Department of Cellular and Molecular Medicine, University of Califorinia, San Diego, La Jolla, CA, USA; Institute for Genomic Medicine and UCSD Stem Cell Program, University of California, San Diego, La Jolla, CA, USA; Stem Cell Program, University of California, San Diego, La Jolla, CA, USA.
Department of Physiology, Yong Loo Lin School of Medicine, National University of Singapore, Singapore, Singapore.
Mol Cell. 2023 Jul 20;83(14):2595-2611.e11. doi: 10.1016/j.molcel.2023.06.019. Epub 2023 Jul 7.
RNA-binding proteins (RBPs) control RNA metabolism to orchestrate gene expression and, when dysfunctional, underlie human diseases. Proteome-wide discovery efforts predict thousands of RBP candidates, many of which lack canonical RNA-binding domains (RBDs). Here, we present a hybrid ensemble RBP classifier (HydRA), which leverages information from both intermolecular protein interactions and internal protein sequence patterns to predict RNA-binding capacity with unparalleled specificity and sensitivity using support vector machines (SVMs), convolutional neural networks (CNNs), and Transformer-based protein language models. Occlusion mapping by HydRA robustly detects known RBDs and predicts hundreds of uncharacterized RNA-binding associated domains. Enhanced CLIP (eCLIP) for HydRA-predicted RBP candidates reveals transcriptome-wide RNA targets and confirms RNA-binding activity for HydRA-predicted RNA-binding associated domains. HydRA accelerates construction of a comprehensive RBP catalog and expands the diversity of RNA-binding associated domains.

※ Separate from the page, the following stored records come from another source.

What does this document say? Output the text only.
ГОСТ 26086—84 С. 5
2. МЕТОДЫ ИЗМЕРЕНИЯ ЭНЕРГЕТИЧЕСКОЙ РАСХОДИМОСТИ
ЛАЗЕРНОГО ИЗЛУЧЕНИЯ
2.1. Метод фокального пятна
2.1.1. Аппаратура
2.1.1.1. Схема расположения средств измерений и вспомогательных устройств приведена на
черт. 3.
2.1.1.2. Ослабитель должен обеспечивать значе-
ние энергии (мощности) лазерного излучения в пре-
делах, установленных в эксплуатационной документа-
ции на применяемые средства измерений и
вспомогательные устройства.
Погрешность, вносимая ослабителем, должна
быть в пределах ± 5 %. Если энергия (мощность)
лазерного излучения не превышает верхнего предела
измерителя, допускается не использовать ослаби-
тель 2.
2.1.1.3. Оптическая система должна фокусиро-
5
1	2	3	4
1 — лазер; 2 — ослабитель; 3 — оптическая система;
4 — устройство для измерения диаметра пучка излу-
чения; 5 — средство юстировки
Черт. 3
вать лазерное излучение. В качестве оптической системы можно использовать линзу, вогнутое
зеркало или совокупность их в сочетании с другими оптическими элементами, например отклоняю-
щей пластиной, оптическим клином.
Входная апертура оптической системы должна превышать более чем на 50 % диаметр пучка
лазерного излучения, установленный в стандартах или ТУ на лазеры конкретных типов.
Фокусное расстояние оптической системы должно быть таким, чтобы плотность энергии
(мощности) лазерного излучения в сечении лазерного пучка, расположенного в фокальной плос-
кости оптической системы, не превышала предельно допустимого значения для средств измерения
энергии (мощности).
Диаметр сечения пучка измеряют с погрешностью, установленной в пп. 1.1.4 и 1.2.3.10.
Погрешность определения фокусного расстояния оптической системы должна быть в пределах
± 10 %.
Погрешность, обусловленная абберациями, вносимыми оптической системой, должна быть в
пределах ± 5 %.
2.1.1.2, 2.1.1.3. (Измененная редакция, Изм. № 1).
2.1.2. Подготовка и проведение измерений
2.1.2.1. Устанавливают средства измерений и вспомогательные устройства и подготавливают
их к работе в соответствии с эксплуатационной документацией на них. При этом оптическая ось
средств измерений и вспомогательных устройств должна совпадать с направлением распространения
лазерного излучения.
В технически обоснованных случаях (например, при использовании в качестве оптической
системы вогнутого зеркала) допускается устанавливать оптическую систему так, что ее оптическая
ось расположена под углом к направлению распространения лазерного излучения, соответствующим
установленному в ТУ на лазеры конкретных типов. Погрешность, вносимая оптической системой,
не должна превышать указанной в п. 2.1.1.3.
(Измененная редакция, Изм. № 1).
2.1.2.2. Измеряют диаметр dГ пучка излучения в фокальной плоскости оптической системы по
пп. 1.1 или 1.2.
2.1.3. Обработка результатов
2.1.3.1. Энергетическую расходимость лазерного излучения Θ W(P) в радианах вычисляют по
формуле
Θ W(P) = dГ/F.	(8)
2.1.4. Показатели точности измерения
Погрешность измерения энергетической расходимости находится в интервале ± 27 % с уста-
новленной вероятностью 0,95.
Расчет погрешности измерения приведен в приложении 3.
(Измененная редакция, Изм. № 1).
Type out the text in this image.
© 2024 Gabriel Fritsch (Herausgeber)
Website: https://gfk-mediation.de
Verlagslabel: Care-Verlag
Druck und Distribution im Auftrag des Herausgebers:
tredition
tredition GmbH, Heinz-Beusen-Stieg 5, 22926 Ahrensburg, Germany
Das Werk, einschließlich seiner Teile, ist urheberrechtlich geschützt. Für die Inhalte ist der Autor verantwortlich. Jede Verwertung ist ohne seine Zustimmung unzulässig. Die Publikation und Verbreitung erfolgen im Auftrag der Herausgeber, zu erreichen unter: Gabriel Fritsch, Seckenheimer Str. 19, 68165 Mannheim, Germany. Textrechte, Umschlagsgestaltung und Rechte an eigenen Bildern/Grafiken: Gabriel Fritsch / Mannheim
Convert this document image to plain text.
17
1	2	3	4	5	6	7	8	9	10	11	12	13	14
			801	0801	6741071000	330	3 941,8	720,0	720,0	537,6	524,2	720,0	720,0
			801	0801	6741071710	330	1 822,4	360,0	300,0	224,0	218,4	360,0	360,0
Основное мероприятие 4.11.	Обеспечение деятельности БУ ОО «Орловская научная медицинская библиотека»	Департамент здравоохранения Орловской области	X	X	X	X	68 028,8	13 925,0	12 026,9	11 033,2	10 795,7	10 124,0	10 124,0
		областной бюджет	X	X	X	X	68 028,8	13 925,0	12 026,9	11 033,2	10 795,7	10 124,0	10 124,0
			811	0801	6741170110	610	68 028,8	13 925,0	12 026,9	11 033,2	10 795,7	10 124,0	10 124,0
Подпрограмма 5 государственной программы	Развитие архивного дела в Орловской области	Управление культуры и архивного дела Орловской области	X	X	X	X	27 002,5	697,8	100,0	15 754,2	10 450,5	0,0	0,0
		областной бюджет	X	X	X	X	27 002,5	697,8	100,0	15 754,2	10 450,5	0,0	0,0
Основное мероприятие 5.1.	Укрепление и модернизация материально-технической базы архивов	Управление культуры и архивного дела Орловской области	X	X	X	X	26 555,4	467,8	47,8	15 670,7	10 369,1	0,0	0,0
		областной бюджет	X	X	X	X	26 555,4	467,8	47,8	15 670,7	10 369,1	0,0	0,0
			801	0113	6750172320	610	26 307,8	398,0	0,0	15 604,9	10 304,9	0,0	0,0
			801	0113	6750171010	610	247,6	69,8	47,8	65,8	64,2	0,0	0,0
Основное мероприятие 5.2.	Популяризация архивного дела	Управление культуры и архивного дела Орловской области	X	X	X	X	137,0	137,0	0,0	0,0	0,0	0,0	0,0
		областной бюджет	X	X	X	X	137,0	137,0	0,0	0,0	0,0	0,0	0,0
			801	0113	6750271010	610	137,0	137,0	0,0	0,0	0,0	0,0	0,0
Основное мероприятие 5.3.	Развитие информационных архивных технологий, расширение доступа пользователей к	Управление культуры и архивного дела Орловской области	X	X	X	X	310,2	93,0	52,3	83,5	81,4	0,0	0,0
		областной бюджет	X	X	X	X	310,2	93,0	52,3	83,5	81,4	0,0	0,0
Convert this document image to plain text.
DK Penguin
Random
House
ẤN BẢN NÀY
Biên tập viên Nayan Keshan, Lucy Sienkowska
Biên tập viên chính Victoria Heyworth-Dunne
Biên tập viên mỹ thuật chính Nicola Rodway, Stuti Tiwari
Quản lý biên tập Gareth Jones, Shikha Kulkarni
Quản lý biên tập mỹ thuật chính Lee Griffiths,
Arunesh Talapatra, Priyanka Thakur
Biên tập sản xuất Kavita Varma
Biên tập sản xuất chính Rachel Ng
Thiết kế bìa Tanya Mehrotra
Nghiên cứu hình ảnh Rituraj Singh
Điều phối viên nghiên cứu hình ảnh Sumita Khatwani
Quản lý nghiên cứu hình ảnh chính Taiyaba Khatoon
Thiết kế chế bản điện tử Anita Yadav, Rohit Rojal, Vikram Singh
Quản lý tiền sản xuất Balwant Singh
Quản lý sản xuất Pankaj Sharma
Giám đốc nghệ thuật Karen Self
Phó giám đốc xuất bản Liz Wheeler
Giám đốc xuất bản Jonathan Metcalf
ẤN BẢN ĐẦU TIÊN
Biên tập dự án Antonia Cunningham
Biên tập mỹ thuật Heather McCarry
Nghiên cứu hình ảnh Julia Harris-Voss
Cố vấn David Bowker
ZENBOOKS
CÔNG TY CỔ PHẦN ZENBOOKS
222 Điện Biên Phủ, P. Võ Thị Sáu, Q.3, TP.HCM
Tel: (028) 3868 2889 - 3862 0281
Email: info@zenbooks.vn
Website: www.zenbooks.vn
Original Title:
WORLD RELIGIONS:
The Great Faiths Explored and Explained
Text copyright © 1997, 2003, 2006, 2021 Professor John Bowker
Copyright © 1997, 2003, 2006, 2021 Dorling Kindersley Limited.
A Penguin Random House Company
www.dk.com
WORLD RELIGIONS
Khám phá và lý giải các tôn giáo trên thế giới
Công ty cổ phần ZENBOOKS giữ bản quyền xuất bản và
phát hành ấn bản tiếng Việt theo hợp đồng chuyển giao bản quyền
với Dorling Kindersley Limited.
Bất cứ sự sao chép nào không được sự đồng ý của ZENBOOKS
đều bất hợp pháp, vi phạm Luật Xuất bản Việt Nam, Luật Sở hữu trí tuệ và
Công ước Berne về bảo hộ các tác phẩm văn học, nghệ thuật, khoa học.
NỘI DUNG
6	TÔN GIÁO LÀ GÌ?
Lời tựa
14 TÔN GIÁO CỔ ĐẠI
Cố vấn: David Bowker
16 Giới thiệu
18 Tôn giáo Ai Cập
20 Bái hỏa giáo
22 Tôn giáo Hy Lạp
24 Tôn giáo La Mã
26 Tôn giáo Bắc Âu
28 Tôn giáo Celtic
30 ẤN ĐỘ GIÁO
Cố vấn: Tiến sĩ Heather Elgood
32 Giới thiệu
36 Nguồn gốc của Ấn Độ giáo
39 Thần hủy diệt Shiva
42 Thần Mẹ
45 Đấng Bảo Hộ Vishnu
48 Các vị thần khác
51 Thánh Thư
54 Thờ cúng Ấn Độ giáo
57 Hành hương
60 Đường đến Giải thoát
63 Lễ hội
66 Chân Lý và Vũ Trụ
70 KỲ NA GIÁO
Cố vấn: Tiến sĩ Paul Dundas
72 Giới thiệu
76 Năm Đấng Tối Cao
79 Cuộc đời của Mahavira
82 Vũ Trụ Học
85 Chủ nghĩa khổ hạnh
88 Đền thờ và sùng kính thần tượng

RNA 结合蛋白(RBPs)控制 RNA 代谢以协调基因表达,而当其功能失调时,则会导致人类疾病。全蛋白质组的发现工作预测了数千个 RBP 候选物,其中许多缺乏典型的 RNA 结合结构域(RBDs)。在这里,我们提出了一种混合的 RBP 分类器(HydRA),它利用了分子间蛋白质相互作用和内部蛋白质序列模式的信息,使用支持向量机(SVMs)、卷积神经网络(CNNs)和基于 Transformer 的蛋白质语言模型,以无与伦比的特异性和灵敏度预测 RNA 结合能力。HydRA 的遮挡映射稳健地检测到已知的 RBDs,并预测了数百个未表征的与 RNA 结合相关的结构域。用于 HydRA 预测的 RBP 候选物的增强型 CLIP(eCLIP)揭示了转录组范围的 RNA 靶标,并证实了 HydRA 预测的与 RNA 结合相关的结构域的 RNA 结合活性。HydRA 加速了全面 RBP 目录的构建,并扩展了与 RNA 结合相关的结构域的多样性。